Effusion describes the process of gas particles escaping through a tiny hole. The rate at which different gases effuse can be determined by Graham's Law, which tells us:

• \( \frac{\text{Rate of gas 1}}{\text{Rate of gas 2}} = \sqrt{\frac{M_2}{M_1}} \)

Where \( M_1 \) and \( M_2 \) are the molar masses of gas 1 and gas 2, respectively. This law highlights that lighter gases effuse more quickly. For cyclopropane (molar mass \( 41.5 \text{ g/mol} \)) and methane (molar mass \( 16 \text{ g/mol} \)), the comparison becomes:

• \( \frac{\text{Rate of cyclopropane}}{\text{Rate of methane}} = \sqrt{\frac{16}{41.5}} \approx 0.623 \)

This means that cyclopropane effuses slower than methane, due to its higher molar mass. This insight is valuable during laboratory experiments, where gas effusion rates may impact experimental results.

The empirical formula of a compound represents the simplest whole number ratio of atoms of each element in the compound. To determine it, focus on mass percentages.
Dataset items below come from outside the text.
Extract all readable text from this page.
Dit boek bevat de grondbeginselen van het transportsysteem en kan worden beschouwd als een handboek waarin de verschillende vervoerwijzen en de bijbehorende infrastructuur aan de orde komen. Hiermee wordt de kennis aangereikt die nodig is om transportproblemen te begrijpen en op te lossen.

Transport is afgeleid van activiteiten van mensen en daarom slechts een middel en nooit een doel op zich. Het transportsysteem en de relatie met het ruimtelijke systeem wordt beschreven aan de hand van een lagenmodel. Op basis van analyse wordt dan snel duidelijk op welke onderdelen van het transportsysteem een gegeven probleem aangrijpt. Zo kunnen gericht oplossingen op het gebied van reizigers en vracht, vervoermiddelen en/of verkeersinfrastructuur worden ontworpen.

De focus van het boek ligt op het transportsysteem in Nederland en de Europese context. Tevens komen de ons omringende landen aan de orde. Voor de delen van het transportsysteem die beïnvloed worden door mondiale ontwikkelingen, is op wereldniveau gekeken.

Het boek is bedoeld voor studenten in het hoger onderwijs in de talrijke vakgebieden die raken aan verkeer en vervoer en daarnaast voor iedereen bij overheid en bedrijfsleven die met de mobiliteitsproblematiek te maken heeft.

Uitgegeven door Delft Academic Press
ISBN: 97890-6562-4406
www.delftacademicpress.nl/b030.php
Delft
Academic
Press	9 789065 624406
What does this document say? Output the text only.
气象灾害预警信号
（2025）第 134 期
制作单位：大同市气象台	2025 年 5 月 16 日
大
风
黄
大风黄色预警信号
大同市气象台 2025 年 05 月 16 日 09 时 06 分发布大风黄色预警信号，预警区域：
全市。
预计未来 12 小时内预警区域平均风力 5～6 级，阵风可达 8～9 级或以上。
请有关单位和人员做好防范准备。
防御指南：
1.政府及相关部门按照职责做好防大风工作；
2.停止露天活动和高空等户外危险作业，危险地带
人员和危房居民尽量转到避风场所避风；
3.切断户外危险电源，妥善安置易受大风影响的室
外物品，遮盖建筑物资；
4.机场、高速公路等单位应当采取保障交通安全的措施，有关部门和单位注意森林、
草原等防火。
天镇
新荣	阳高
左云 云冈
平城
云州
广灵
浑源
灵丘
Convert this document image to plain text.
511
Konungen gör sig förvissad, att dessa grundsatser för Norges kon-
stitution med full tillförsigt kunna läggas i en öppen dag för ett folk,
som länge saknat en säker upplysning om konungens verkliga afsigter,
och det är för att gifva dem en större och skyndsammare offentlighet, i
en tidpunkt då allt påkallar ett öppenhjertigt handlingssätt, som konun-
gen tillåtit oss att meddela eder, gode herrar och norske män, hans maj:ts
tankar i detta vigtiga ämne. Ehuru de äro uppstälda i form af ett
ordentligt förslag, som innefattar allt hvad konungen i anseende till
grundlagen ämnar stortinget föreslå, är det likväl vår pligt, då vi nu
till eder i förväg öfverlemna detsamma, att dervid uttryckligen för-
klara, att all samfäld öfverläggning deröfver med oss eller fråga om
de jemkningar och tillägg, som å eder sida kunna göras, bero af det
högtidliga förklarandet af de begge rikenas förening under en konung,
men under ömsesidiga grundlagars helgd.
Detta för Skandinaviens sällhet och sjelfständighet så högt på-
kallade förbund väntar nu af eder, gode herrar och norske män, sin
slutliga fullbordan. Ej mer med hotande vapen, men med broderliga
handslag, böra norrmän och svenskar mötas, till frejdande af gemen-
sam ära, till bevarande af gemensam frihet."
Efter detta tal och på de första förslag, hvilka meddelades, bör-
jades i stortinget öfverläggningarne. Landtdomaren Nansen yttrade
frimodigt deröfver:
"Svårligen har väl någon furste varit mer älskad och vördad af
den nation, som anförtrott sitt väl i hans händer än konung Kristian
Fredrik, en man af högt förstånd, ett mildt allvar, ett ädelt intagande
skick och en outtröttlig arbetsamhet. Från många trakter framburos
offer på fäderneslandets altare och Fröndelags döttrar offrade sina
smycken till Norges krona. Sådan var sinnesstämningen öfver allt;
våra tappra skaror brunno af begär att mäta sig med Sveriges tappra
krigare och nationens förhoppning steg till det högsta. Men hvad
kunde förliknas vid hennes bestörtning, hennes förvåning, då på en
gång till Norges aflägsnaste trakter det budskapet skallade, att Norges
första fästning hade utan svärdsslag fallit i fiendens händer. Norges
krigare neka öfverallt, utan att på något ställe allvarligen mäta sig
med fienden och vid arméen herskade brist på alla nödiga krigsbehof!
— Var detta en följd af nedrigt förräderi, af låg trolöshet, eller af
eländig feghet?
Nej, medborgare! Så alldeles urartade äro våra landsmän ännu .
For cyclopropane:

• 85.7% of the mass is carbon, and 14.3% is hydrogen.
• We assume a total mass of 100 g to ease calculations.
• Compute moles: carbon \( \frac{85.7}{12.01} \approx 7.14 \) and hydrogen \( \frac{14.3}{1.008} \approx 14.2 \).

To find the ratio:

• Carbon: \( \frac{7.14}{7.14} = 1 \)
• Hydrogen: \( \frac{14.2}{7.14} \approx 2 \)

Leading to an empirical formula of \( \text{CH}_2 \). The molecular formula is often a multiple of the empirical formula. With the molar mass, calculate the multiple:

• \( \text{Molar mass of } \text{CH}_2 = 14.0 \text{ g/mol} \)
• \( \text{Molar mass of cyclopropane} = 41.5 \text{ g/mol} \)
• \( \text{Ratio} = \frac{41.5}{14.0} \approx 3 \)

Thus, multiply the empirical formula by this ratio to find the molecular formula: \( \text{C}_3\text{H}_6 \). Understanding this process is essential in chemistry as it connects molecular structure with observable properties.